One of those shows where your reviewer enters the theatre wanting to hate it, and it stubbornly refuses to let him do so even a little bit.
The four-piece band are a little leaden on "Do You Really Want To Hurt Me", and Euan Cameron as Boy George ought to know that "Bowie" rhymes with "Zoë". These are really the only criticisms I can find of the production itself. The show loses its fifth star largely for charging West End prices starting at £25 to sit in plastic bucket seats in a converted church basement.
These reservations aside, the fun and achievement are undiluted. It's a fine story – the rise, fall and rise again of Boy George – from a talented songwriter – the Boy himself, mixing sharp new numbers with older ones. George does not fall into daft nostalgia for the vapid, self-regarding New Romantic scene, but regards it and his younger self with a mordant yet affectionate eye.
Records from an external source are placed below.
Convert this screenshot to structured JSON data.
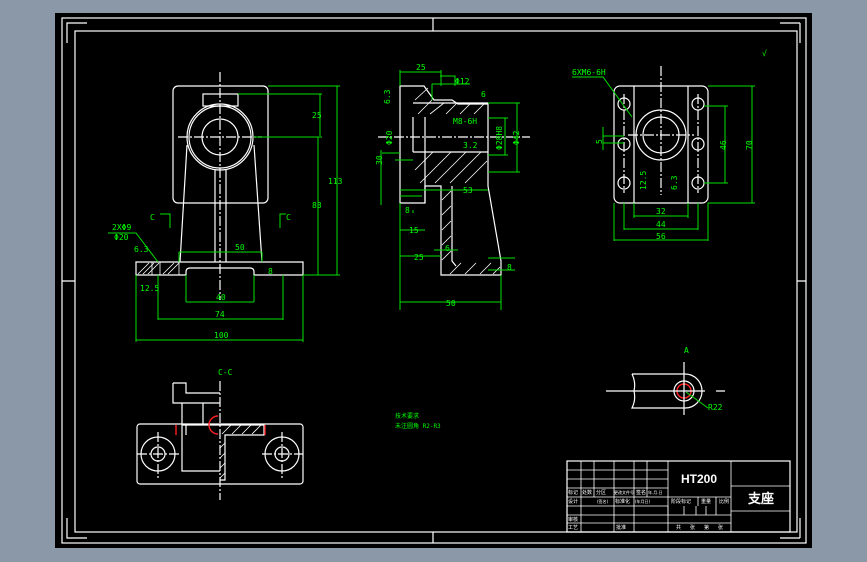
{
  "colors": {
    "background": "#8a98a8",
    "sheet": "#000000",
    "geometry": "#ffffff",
    "dimension": "#00ff00",
    "highlight": "#ff2020"
  },
  "front_view": {
    "dims": {
      "d25": "25",
      "d83": "83",
      "d113": "113",
      "d50": "50",
      "d40": "40",
      "d74": "74",
      "d100": "100",
      "d8": "8"
    },
    "section_mark_left": "C",
    "section_mark_right": "C",
    "hole_note_top": "2XΦ9",
    "hole_note_bottom": "Φ20",
    "roughness_1": "6.3",
    "roughness_2": "12.5"
  },
  "side_view": {
    "dims": {
      "d25": "25",
      "d12": "Φ12",
      "d6top": "6",
      "thread": "M8-6H",
      "d28h8": "Φ28H8",
      "d42": "Φ42",
      "r32": "3.2",
      "d63": "6.3",
      "d30": "30",
      "d20": "Φ20",
      "d53": "53",
      "d8": "8",
      "d15": "15",
      "d25b": "25",
      "d6": "6",
      "d8r": "8",
      "d50": "50"
    }
  },
  "top_view": {
    "thread_note": "6XM6-6H",
    "dims": {
      "d5": "5",
      "d46": "46",
      "d70": "70",
      "d32": "32",
      "d44": "44",
      "d56": "56",
      "r1": "12.5",
      "r2": "6.3"
    }
  },
  "section_cc": {
    "label": "C-C"
  },
  "detail_a": {
    "label": "A",
    "radius": "R22"
  },
  "general_roughness": "√",
  "notes": {
    "title": "技术要求",
    "line1": "未注圆角 R2-R3"
  },
  "title_block": {
    "material": "HT200",
    "part_name": "支座",
    "headers": [
      "标记",
      "处数",
      "分区",
      "更改文件号",
      "签名",
      "年.月.日"
    ],
    "row_design": [
      "设计",
      "标准化"
    ],
    "row_sign": [
      "(签名)",
      "(年月日)"
    ],
    "review": "审核",
    "process": "工艺",
    "approve": "批准",
    "stage_labels": [
      "阶段标记",
      "重量",
      "比例"
    ],
    "sheets": [
      "共",
      "张",
      "第",
      "张"
    ]
  }
}
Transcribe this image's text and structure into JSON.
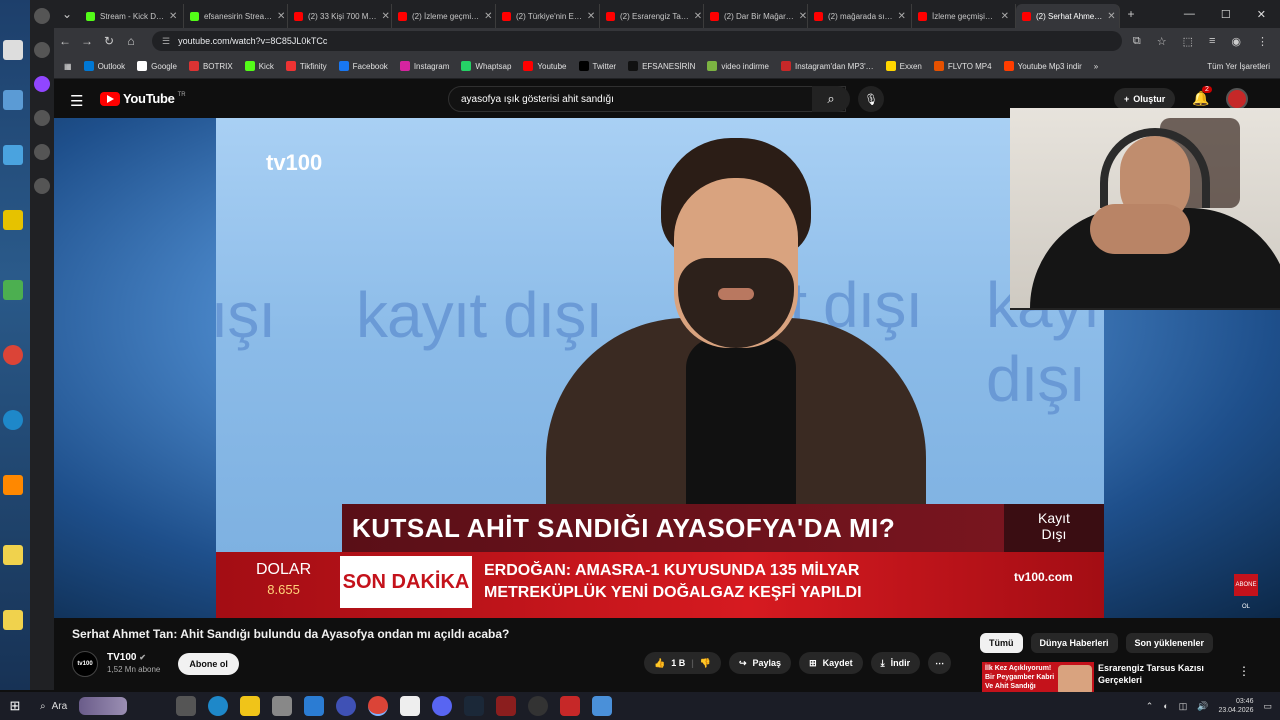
{
  "browser": {
    "tabs": [
      {
        "label": "Stream - Kick D…",
        "color": "#53fc18"
      },
      {
        "label": "efsanesirin Strea…",
        "color": "#53fc18"
      },
      {
        "label": "(2) 33 Kişi 700 M…",
        "color": "#ff0000"
      },
      {
        "label": "(2) İzleme geçmi…",
        "color": "#ff0000"
      },
      {
        "label": "(2) Türkiye'nin E…",
        "color": "#ff0000"
      },
      {
        "label": "(2) Esrarengiz Ta…",
        "color": "#ff0000"
      },
      {
        "label": "(2) Dar Bir Mağar…",
        "color": "#ff0000"
      },
      {
        "label": "(2) mağarada sı…",
        "color": "#ff0000"
      },
      {
        "label": "İzleme geçmişi…",
        "color": "#ff0000"
      },
      {
        "label": "(2) Serhat Ahme…",
        "color": "#ff0000",
        "active": true
      }
    ],
    "new_tab": "+",
    "url": "youtube.com/watch?v=8C85JL0kTCc",
    "bookmarks": [
      {
        "label": "Outlook",
        "color": "#0078d4"
      },
      {
        "label": "Google",
        "color": "#ffffff"
      },
      {
        "label": "BOTRIX",
        "color": "#d33"
      },
      {
        "label": "Kick",
        "color": "#53fc18"
      },
      {
        "label": "Tikfinity",
        "color": "#e33"
      },
      {
        "label": "Facebook",
        "color": "#1877f2"
      },
      {
        "label": "Instagram",
        "color": "#d6249f"
      },
      {
        "label": "Whaptsap",
        "color": "#25d366"
      },
      {
        "label": "Youtube",
        "color": "#ff0000"
      },
      {
        "label": "Twitter",
        "color": "#000000"
      },
      {
        "label": "EFSANESİRİN",
        "color": "#111111"
      },
      {
        "label": "video indirme",
        "color": "#7cb342"
      },
      {
        "label": "Instagram'dan MP3'…",
        "color": "#c62828"
      },
      {
        "label": "Exxen",
        "color": "#ffd600"
      },
      {
        "label": "FLVTO MP4",
        "color": "#e65100"
      },
      {
        "label": "Youtube Mp3 indir",
        "color": "#ff3d00"
      }
    ],
    "other_bookmarks": "Tüm Yer İşaretleri"
  },
  "youtube": {
    "logo": "YouTube",
    "region": "TR",
    "search_query": "ayasofya ışık gösterisi ahit sandığı",
    "create_label": "Oluştur",
    "notif_count": "2"
  },
  "video": {
    "channel_logo": "tv100",
    "bg_text": [
      "dışı",
      "kayıt dışı",
      "kayıt dışı",
      "kayıt dışı"
    ],
    "headline": "KUTSAL AHİT SANDIĞI AYASOFYA'DA MI?",
    "program": [
      "Kayıt",
      "Dışı"
    ],
    "dolar_label": "DOLAR",
    "dolar_value": "8.655",
    "breaking": "SON DAKİKA",
    "ticker_line1": "ERDOĞAN: AMASRA-1 KUYUSUNDA 135 MİLYAR",
    "ticker_line2": "METREKÜPLÜK YENİ DOĞALGAZ KEŞFİ YAPILDI",
    "site": "tv100.com",
    "corner": "ABONE OL"
  },
  "details": {
    "title": "Serhat Ahmet Tan: Ahit Sandığı bulundu da Ayasofya ondan mı açıldı acaba?",
    "channel": "TV100",
    "subscribers": "1,52 Mn abone",
    "subscribe": "Abone ol",
    "likes": "1 B",
    "share": "Paylaş",
    "save": "Kaydet",
    "download": "İndir"
  },
  "recommend": {
    "chips": [
      "Tümü",
      "Dünya Haberleri",
      "Son yüklenenler"
    ],
    "thumb_text": "İlk Kez Açıklıyorum! Bir Peygamber Kabri Ve Ahit Sandığı",
    "title": "Esrarengiz Tarsus Kazısı Gerçekleri"
  },
  "taskbar": {
    "search": "Ara",
    "time": "03:46",
    "date": "23.04.2026"
  }
}
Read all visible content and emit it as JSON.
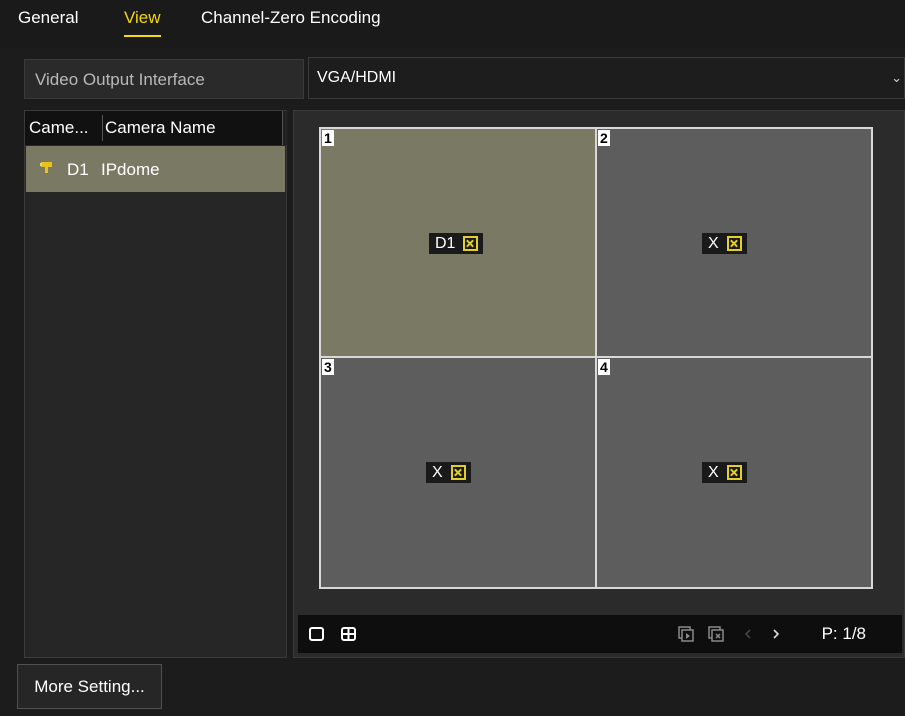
{
  "tabs": [
    {
      "label": "General"
    },
    {
      "label": "View"
    },
    {
      "label": "Channel-Zero Encoding"
    }
  ],
  "active_tab": "View",
  "accent_color": "#f5d90a",
  "output": {
    "label": "Video Output Interface",
    "value": "VGA/HDMI"
  },
  "camera_list": {
    "headers": [
      "Came...",
      "Camera Name"
    ],
    "rows": [
      {
        "id": "D1",
        "name": "IPdome",
        "icon": "camera-icon",
        "selected": true
      }
    ]
  },
  "grid": {
    "cells": [
      {
        "number": "1",
        "tag": "D1",
        "selected": true
      },
      {
        "number": "2",
        "tag": "X",
        "selected": false
      },
      {
        "number": "3",
        "tag": "X",
        "selected": false
      },
      {
        "number": "4",
        "tag": "X",
        "selected": false
      }
    ]
  },
  "toolbar": {
    "icons": [
      "single-layout-icon",
      "quad-layout-icon",
      "start-live-view-icon",
      "stop-live-view-icon",
      "prev-page-icon",
      "next-page-icon"
    ],
    "page": "P: 1/8"
  },
  "more_setting_label": "More Setting..."
}
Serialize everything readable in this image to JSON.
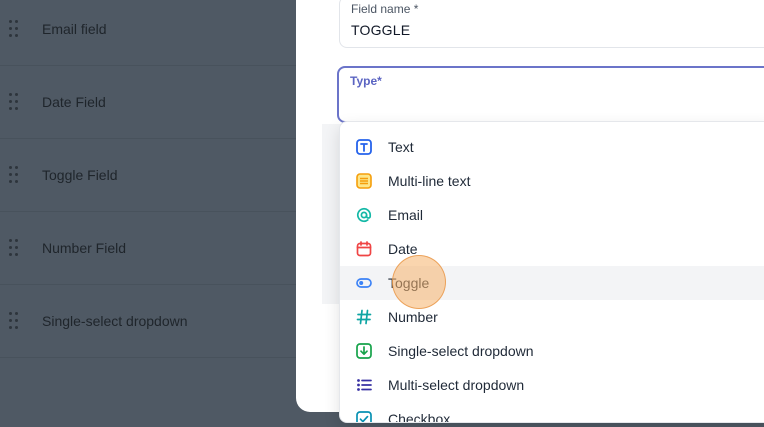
{
  "background_list": {
    "items": [
      {
        "label": "Email field"
      },
      {
        "label": "Date Field"
      },
      {
        "label": "Toggle Field"
      },
      {
        "label": "Number Field"
      },
      {
        "label": "Single-select dropdown"
      }
    ]
  },
  "form": {
    "field_name_label": "Field name *",
    "field_name_value": "TOGGLE",
    "type_label": "Type*",
    "type_value": ""
  },
  "dropdown": {
    "hovered_index": 4,
    "options": [
      {
        "label": "Text",
        "icon": "text-icon",
        "color": "#2563eb"
      },
      {
        "label": "Multi-line text",
        "icon": "multiline-text-icon",
        "color": "#f59e0b"
      },
      {
        "label": "Email",
        "icon": "at-sign-icon",
        "color": "#14b8a6"
      },
      {
        "label": "Date",
        "icon": "calendar-icon",
        "color": "#ef4444"
      },
      {
        "label": "Toggle",
        "icon": "toggle-icon",
        "color": "#3b82f6"
      },
      {
        "label": "Number",
        "icon": "hash-icon",
        "color": "#0ea5a4"
      },
      {
        "label": "Single-select dropdown",
        "icon": "single-select-icon",
        "color": "#16a34a"
      },
      {
        "label": "Multi-select dropdown",
        "icon": "multi-select-icon",
        "color": "#3730a3"
      },
      {
        "label": "Checkbox",
        "icon": "checkbox-icon",
        "color": "#0891b2"
      }
    ]
  }
}
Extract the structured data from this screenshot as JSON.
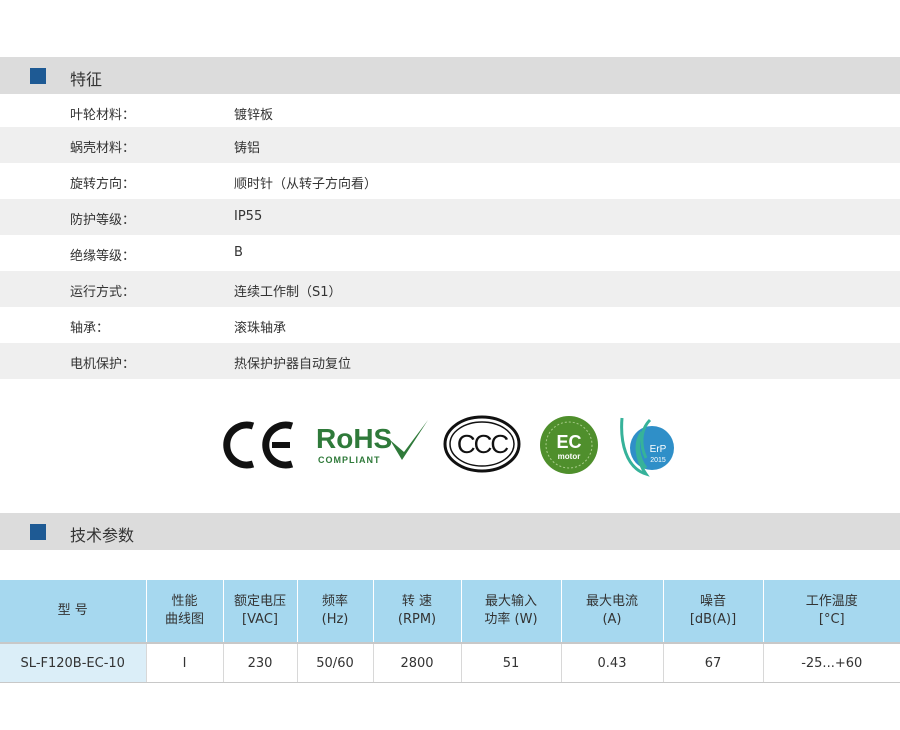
{
  "features": {
    "title": "特征",
    "rows": [
      {
        "label": "叶轮材料：",
        "value": "镀锌板"
      },
      {
        "label": "蜗壳材料：",
        "value": "铸铝"
      },
      {
        "label": "旋转方向：",
        "value": "顺时针（从转子方向看）"
      },
      {
        "label": "防护等级：",
        "value": "IP55"
      },
      {
        "label": "绝缘等级：",
        "value": "B"
      },
      {
        "label": "运行方式：",
        "value": "连续工作制（S1）"
      },
      {
        "label": "轴承：",
        "value": "滚珠轴承"
      },
      {
        "label": "电机保护：",
        "value": "热保护护器自动复位"
      }
    ]
  },
  "certifications": {
    "ce": "CE",
    "rohs": "RoHS",
    "rohs_sub": "COMPLIANT",
    "ccc": "CCC",
    "ec": "EC",
    "ec_sub": "motor",
    "erp": "ErP",
    "erp_year": "2015"
  },
  "technical": {
    "title": "技术参数",
    "headers": [
      [
        "型 号",
        ""
      ],
      [
        "性能",
        "曲线图"
      ],
      [
        "额定电压",
        "[VAC]"
      ],
      [
        "频率",
        "(Hz)"
      ],
      [
        "转 速",
        "(RPM)"
      ],
      [
        "最大输入",
        "功率 (W)"
      ],
      [
        "最大电流",
        "(A)"
      ],
      [
        "噪音",
        "[dB(A)]"
      ],
      [
        "工作温度",
        "[°C]"
      ]
    ],
    "row": [
      "SL-F120B-EC-10",
      "I",
      "230",
      "50/60",
      "2800",
      "51",
      "0.43",
      "67",
      "-25...+60"
    ]
  },
  "colors": {
    "accent": "#1e5a94",
    "section_bar": "#dcdcdc",
    "table_header": "#a6d8ef",
    "model_cell": "#dbeef8",
    "rohs_green": "#2f7a3a",
    "ec_green": "#4f8f2c"
  }
}
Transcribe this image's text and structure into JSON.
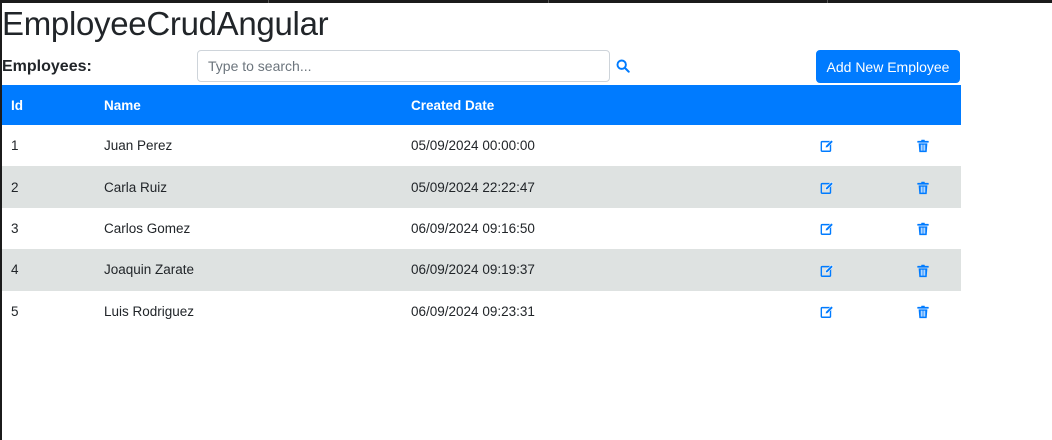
{
  "app": {
    "title": "EmployeeCrudAngular"
  },
  "toolbar": {
    "label": "Employees:",
    "search_placeholder": "Type to search...",
    "search_icon": "search-icon",
    "add_button_label": "Add New Employee"
  },
  "table": {
    "headers": {
      "id": "Id",
      "name": "Name",
      "created": "Created Date"
    },
    "rows": [
      {
        "id": "1",
        "name": "Juan Perez",
        "created": "05/09/2024 00:00:00"
      },
      {
        "id": "2",
        "name": "Carla Ruiz",
        "created": "05/09/2024 22:22:47"
      },
      {
        "id": "3",
        "name": "Carlos Gomez",
        "created": "06/09/2024 09:16:50"
      },
      {
        "id": "4",
        "name": "Joaquin Zarate",
        "created": "06/09/2024 09:19:37"
      },
      {
        "id": "5",
        "name": "Luis Rodriguez",
        "created": "06/09/2024 09:23:31"
      }
    ],
    "row_icons": {
      "edit": "edit-icon",
      "delete": "trash-icon"
    }
  },
  "colors": {
    "primary": "#007bff",
    "striped_row": "#dee2e1",
    "text": "#212529"
  }
}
The foreground tale – boy meets girl, loses girl, gets girl and along the way leaks the story of his friend George's drugs hell – is plainly an excuse for wonderful portrayals of George, Marilyn, Steve Strange, club organiser Philip Sallon and "living artwork" Leigh Bowery (a terrific performance by comedian Matt Lucas). This is the rock musical that the Pet Shop Boys' Closer To Heaven wanted to be, and it's a treat.